Nov. 20 (Bloomberg) -- Morgan Stanley is in talks to sell its global oil business to OAO Rosneft, Russia’s largest petroleum producer, a person briefed on the discussions said.
The talks are in early stages and a deal may not be reached, said the person, who asked not to be identified because the matter is private. The bank hasn’t discussed selling its entire commodities unit to Moscow-based Rosneft and may remain in some oil derivative businesses even with a sale, the person said.
Morgan Stanley Chief Executive Officer James Gorman has been exploring options for the commodities business for more than a year as the unit faces lower revenue and scrutiny from regulators who are reviewing banks’ activities in the sector. Gorman, 55, also has been trying to shrink the amount of capital dedicated to the fixed-income and commodity division in his quest to boost the bank’s return on equity.
Mary Claire Delaney, a spokeswoman for the New York-based bank, declined to comment, as did a spokeswoman for Rosneft, who couldn’t be identified due to company policy. SparkSpread, an online energy publication, reported the talks yesterday.
State-run Rosneft became the world’s largest publicly traded oil producer by volume after completing the $55 billion purchase of TNK-BP, Russia’s third-biggest producer, in March. Rosneft is also boosting its natural gas business by acquiring a stake in the SeverEnergia venture and assets from OAO Alrosa and Itera.
Any sale would probably include TransMontaigne Inc., a Denver-based petroleum and chemical transportation and storage company, and the bank’s 49 percent stake in Heidmar Inc., based in Norwalk, Connecticut, which manages about 100 oil and chemical tankers, the person said.
The oil unit represents a major part of the firm’s commodity business, which is run by Simon Greenshields and Colin Bryce, both 57, and also includes a large gas and power unit and a smaller metals business. In 2011, oil accounted for about 45 percent of the business, Glenn Schorr, then a Nomura Holdings Inc. analyst, said in a research note at the time.

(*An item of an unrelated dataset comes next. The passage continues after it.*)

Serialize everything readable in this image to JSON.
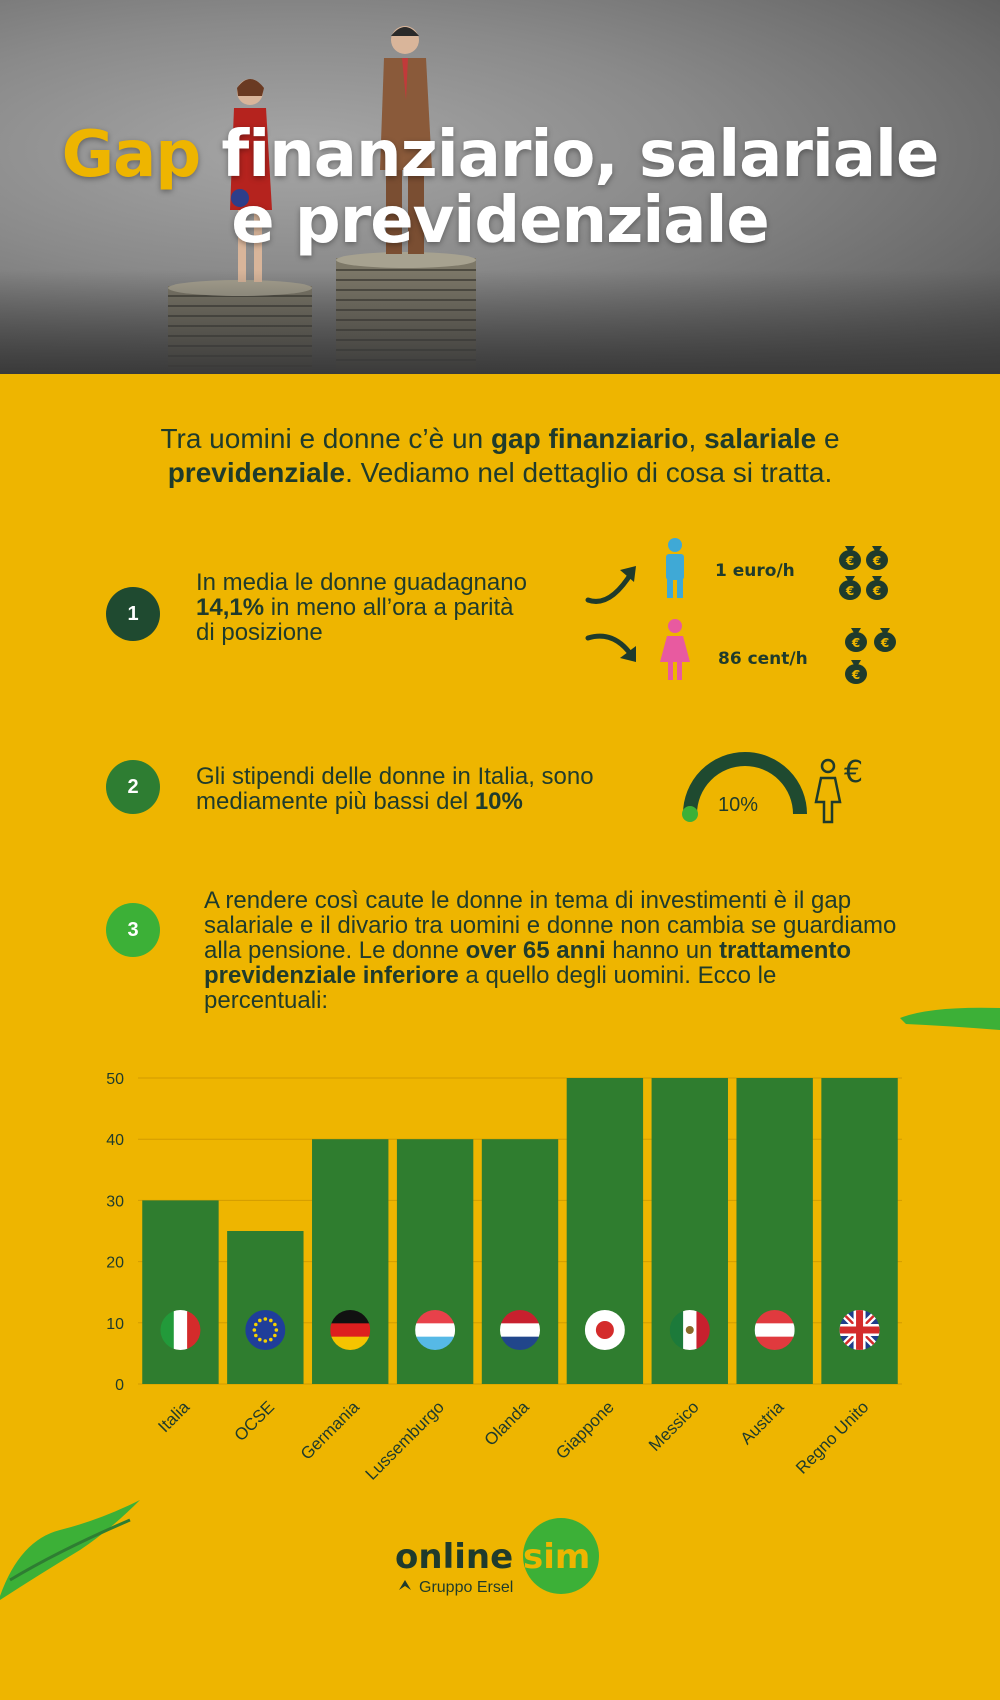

Chief Financial Officer Ruth Porat, 55, said in July that the oil liquids market “over time, has been the most important driver of our commodities business.”
Morgan Stanley’s commodity business posted a return on equity of less than 5 percent in 2012, the lowest among its trading businesses. The firm cut 10 percent of its workforce in the division this year and held talks in 2012 with Qatar’s sovereign-wealth fund about selling a stake in the business.
The Federal Reserve is examining legal and regulatory exemptions that allow banks to participate in the commodities markets, a person briefed on the process said last month. Morgan Stanley is covered by a 1999 law that grandfathers any commodities operations it had before Sept. 30, 1997.
Commodity trading revenue at the 10 largest global investment banks fell 18 percent in the first nine months of the year to $4 billion, industry analytics firm Coalition Ltd. said in a report this month.